Experimental methodology and analytical solution for cruciform ultrasonic fatigue Testing.

Abstract

As transportation and general machinery demand higher working speeds, reliability, and life spans [1], a higher life span characterisation method was required. In the middle of the 20th century, Mason devised a new fatigue testing method very different from the established ‘conventional’. The designated ultrasonic fatigue machine utilises resonance principles to achieve a considerably higher testing frequency. With Mason’s generally accepted 20 kHz standard reaching a billion cycles was made reliable. To make ultrasonic fatigue machines accessible and accepted, a trusted deterministic experimental methodology is necessary. Claude Bathias, the ultrasonic fatigue pioneer [1], brought ultrasonic fatigue testing (UFT) to the fatigue research world. His book details UTF methodology extensively for all uniaxial loading conditions [2]. Bathias et al. [3] have also shown piezoelectric fatigue testing machines in high and low temperatures, with R≠ -1 stress ratios and fretting. Considerable worldwide research has followed Bathias well described and methodically presented methodologies [4]–[6]. The first ‘conventional’ fatigue machines focused on pure uniaxial cyclical load, meaning one single direction load.
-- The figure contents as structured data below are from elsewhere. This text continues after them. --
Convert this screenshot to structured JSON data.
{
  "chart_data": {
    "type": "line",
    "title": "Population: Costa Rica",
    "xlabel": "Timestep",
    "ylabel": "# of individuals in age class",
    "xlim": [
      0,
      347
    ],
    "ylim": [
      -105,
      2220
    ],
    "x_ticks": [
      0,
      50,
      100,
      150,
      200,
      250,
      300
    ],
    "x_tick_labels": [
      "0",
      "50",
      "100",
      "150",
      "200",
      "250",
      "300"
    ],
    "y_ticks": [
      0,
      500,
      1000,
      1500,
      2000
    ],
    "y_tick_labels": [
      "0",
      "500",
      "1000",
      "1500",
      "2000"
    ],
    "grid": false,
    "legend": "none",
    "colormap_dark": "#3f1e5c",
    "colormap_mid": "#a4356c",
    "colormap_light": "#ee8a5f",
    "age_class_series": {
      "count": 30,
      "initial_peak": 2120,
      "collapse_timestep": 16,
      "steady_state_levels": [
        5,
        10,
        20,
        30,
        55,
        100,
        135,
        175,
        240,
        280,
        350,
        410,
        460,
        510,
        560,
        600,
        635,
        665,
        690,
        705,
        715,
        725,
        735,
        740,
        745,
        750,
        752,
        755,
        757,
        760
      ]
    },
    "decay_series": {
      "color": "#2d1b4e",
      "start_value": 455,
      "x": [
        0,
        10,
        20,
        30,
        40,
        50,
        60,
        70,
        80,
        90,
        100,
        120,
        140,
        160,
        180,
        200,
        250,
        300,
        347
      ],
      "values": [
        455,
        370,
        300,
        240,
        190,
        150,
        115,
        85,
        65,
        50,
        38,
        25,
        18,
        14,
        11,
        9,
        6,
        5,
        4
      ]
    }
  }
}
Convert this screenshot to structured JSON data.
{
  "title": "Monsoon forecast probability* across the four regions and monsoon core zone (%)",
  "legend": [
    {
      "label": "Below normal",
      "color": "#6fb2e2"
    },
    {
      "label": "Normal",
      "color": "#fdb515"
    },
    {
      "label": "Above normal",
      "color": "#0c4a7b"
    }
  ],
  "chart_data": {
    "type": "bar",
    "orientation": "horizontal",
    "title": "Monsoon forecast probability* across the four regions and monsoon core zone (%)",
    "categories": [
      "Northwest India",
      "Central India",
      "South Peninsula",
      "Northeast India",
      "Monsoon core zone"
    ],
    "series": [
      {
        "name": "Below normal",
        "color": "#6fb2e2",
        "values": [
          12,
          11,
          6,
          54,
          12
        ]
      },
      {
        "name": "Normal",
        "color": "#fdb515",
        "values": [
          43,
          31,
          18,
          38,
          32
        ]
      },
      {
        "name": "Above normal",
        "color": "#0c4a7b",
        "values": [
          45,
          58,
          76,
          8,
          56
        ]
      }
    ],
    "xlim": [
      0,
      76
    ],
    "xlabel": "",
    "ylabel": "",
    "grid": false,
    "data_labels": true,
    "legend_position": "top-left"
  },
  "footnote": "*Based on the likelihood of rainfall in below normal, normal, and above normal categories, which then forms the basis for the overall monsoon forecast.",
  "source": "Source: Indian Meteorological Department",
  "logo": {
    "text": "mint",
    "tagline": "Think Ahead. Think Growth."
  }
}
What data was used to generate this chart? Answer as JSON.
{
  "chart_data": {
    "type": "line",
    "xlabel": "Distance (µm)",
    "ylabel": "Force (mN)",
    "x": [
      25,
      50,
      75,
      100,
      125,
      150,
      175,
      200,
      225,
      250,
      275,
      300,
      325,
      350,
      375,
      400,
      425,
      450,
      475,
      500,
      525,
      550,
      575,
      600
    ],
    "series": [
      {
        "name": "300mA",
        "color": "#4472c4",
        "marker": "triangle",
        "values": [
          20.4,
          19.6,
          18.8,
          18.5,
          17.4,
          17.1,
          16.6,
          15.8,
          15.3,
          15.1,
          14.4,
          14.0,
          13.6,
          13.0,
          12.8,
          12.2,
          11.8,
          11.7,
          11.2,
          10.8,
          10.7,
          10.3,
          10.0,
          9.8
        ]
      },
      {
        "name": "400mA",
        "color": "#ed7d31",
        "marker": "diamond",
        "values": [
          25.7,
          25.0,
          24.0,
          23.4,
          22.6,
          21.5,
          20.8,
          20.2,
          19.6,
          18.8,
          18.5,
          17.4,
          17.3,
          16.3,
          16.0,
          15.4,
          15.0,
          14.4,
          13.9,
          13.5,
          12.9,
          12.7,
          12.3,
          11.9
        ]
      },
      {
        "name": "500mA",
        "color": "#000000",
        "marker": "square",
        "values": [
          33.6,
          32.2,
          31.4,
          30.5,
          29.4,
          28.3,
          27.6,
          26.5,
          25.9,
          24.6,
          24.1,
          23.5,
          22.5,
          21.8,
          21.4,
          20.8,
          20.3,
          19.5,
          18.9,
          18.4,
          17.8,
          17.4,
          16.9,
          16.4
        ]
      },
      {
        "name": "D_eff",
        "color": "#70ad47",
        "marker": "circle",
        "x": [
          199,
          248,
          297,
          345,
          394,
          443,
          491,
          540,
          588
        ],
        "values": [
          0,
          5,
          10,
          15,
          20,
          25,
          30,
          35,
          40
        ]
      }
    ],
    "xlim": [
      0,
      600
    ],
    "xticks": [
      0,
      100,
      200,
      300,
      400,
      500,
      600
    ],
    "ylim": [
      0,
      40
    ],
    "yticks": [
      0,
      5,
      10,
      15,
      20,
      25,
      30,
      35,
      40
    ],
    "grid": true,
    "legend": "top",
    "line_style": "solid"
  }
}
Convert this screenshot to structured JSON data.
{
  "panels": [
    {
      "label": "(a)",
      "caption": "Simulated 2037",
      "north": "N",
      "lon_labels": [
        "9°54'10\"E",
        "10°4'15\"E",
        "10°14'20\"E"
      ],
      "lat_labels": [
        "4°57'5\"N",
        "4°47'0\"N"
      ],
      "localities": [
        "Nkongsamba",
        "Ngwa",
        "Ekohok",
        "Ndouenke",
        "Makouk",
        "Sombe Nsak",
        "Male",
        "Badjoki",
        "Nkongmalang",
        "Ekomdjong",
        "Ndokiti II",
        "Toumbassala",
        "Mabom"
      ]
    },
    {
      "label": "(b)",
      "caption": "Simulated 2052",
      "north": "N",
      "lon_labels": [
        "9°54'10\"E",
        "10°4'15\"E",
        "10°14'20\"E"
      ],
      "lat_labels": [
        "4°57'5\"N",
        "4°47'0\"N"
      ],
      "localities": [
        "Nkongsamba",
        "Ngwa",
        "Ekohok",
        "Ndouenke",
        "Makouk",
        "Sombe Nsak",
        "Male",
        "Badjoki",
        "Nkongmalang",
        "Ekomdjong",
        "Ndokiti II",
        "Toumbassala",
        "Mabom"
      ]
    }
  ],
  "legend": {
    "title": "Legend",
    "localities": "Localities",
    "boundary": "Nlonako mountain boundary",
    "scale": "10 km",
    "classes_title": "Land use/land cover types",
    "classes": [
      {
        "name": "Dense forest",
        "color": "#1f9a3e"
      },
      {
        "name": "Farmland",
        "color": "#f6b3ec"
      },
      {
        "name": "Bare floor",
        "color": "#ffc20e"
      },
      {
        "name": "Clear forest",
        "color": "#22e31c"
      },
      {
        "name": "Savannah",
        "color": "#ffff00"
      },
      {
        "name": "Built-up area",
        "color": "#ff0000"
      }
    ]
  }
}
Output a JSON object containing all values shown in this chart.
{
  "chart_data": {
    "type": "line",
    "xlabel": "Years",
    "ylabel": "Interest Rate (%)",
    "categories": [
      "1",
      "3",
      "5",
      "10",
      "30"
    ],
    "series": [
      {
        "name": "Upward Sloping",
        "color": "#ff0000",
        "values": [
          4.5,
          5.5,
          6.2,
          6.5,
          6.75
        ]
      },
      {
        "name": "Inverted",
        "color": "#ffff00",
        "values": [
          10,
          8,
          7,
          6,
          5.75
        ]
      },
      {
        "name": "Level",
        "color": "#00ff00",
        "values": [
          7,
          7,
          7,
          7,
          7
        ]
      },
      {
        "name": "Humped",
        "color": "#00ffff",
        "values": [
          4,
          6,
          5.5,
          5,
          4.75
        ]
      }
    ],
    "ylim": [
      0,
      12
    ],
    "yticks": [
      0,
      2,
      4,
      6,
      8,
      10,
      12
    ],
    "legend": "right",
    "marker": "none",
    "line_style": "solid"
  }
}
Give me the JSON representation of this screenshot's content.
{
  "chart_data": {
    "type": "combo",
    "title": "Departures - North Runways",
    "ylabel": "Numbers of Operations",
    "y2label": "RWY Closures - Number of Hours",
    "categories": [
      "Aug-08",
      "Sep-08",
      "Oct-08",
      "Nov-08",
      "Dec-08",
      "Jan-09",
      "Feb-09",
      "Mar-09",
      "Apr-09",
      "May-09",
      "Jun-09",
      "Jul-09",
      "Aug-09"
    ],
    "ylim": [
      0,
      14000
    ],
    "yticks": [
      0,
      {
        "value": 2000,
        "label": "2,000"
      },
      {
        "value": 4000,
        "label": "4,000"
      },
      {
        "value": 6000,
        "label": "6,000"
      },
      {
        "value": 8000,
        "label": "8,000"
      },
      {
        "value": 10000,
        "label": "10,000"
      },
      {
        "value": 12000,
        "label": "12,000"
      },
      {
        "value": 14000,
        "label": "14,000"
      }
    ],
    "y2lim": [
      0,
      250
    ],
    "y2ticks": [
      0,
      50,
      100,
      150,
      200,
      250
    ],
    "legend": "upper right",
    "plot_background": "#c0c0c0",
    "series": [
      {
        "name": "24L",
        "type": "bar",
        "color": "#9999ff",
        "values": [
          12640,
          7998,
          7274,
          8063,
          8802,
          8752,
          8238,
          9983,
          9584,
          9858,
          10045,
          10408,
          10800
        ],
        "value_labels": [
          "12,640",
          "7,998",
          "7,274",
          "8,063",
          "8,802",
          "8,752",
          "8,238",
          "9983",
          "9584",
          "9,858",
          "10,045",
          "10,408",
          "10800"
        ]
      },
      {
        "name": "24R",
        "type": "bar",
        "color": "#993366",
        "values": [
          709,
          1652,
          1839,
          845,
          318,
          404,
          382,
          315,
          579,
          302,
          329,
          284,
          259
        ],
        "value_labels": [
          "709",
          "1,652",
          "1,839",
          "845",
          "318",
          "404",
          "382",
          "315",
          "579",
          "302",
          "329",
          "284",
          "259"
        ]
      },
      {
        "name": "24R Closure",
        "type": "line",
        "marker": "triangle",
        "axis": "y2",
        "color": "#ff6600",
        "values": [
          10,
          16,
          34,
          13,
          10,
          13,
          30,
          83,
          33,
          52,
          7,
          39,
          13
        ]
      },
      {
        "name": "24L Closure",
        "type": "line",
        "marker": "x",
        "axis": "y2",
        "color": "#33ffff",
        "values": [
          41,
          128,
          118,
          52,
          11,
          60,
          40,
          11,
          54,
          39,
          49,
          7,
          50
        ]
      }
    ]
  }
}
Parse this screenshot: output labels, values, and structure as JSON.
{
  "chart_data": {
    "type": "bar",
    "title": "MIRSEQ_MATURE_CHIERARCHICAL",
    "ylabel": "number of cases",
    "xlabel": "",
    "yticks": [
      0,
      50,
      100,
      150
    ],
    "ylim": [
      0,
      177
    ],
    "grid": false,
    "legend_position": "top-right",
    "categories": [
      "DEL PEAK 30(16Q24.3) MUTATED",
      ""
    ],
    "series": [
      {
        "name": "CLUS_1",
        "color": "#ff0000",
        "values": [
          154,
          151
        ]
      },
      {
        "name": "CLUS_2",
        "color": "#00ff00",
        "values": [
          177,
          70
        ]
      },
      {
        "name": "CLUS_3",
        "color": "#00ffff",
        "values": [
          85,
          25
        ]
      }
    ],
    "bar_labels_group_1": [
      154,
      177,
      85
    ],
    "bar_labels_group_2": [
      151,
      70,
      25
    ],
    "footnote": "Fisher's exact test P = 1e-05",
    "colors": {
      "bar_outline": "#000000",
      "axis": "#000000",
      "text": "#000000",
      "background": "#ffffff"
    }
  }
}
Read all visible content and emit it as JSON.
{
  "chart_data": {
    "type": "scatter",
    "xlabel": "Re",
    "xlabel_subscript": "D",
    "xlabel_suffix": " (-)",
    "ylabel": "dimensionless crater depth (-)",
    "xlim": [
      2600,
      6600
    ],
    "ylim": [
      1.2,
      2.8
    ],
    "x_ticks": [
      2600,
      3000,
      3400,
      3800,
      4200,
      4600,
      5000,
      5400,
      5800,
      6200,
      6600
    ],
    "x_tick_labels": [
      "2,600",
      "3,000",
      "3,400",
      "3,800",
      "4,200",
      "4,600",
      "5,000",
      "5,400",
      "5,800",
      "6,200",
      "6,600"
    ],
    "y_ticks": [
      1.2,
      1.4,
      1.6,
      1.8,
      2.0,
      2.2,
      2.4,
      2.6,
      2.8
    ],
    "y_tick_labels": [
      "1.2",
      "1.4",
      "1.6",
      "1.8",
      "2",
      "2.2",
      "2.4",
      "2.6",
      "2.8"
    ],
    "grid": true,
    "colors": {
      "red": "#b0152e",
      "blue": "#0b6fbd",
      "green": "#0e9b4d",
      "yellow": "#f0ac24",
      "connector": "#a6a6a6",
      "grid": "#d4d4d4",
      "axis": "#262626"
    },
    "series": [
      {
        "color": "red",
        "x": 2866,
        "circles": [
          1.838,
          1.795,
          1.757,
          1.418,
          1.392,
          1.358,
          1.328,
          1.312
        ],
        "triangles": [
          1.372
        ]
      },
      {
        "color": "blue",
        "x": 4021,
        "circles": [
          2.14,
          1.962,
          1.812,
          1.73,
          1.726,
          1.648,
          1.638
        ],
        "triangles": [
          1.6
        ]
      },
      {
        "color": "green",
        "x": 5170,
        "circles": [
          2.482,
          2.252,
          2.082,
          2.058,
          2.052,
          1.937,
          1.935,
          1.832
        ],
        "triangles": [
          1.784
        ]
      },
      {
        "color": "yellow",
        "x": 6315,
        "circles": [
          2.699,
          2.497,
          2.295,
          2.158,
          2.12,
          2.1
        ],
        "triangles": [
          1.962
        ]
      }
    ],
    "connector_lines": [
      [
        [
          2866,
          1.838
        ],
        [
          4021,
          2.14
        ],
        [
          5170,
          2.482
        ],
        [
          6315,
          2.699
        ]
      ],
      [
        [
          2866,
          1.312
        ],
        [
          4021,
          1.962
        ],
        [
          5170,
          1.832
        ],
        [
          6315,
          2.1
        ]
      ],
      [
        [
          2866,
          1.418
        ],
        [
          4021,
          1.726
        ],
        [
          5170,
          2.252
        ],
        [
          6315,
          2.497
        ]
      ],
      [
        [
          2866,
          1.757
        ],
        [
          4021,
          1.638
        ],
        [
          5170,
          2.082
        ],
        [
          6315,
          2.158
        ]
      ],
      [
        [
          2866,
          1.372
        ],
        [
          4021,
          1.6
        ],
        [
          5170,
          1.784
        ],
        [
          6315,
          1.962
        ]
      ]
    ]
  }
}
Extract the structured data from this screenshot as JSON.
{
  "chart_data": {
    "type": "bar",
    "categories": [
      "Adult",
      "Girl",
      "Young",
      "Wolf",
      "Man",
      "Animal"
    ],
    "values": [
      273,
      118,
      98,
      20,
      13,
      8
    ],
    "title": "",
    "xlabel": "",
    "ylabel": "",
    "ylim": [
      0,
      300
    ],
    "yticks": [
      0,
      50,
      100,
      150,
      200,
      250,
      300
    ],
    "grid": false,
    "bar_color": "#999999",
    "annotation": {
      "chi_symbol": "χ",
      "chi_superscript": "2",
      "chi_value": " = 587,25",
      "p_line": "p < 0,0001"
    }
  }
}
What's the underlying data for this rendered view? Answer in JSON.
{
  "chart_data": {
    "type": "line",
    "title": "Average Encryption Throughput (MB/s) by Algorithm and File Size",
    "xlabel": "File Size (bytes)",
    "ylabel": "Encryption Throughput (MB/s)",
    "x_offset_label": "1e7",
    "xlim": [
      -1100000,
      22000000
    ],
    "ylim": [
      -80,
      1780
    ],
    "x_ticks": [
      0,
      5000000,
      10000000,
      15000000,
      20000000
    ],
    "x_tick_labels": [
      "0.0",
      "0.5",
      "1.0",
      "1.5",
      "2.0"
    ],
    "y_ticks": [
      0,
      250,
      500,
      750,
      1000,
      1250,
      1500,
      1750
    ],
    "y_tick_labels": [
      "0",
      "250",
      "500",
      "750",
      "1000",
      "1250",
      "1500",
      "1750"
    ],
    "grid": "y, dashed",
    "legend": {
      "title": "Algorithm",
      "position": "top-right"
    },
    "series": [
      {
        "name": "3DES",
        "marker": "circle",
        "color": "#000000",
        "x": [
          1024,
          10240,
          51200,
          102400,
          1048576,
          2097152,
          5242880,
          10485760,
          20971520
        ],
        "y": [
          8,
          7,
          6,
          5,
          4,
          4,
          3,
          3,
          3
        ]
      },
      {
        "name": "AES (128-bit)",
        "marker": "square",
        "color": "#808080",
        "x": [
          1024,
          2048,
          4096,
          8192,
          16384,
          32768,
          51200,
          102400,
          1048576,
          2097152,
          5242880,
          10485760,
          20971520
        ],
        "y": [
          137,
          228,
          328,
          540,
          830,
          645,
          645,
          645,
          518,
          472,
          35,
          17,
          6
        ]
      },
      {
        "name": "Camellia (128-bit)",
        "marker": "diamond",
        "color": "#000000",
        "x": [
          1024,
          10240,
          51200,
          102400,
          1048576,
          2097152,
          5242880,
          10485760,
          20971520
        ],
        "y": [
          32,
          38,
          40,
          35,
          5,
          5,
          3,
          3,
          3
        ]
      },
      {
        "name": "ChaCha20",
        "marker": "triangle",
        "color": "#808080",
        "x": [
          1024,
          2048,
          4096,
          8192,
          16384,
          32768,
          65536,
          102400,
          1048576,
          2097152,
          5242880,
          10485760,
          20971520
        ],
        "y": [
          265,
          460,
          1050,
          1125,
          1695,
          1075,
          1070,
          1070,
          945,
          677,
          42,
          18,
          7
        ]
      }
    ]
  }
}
Multiaxial stresses were later recognised as the leading dynamic stress state in machines and structures [7]. Thereafter, several different multiaxial testing methods came to fruition over the years, replicating the different cyclic loads. Just as ‘conventional’ fatigue transposed from uniaxial to multiaxial testing mechanisms, UFT developments will follow the same trend. Palin Luc et al. [8] induced a biaxial bending stress state with a carefully shaped disk. P. Costa et al. [9] created an altered ultrasonic setup capable of inducing a specimen in a tension-torsion stress state. In this study, a detailed methodology description with a proposed analytical solution is made to the already proven and working cruciform specimens created by D. Montalvão et al. [10]. Due to the cruciform deformation complexity, finite element analysis (FEA) was used to adjust Bathias analytical concepts.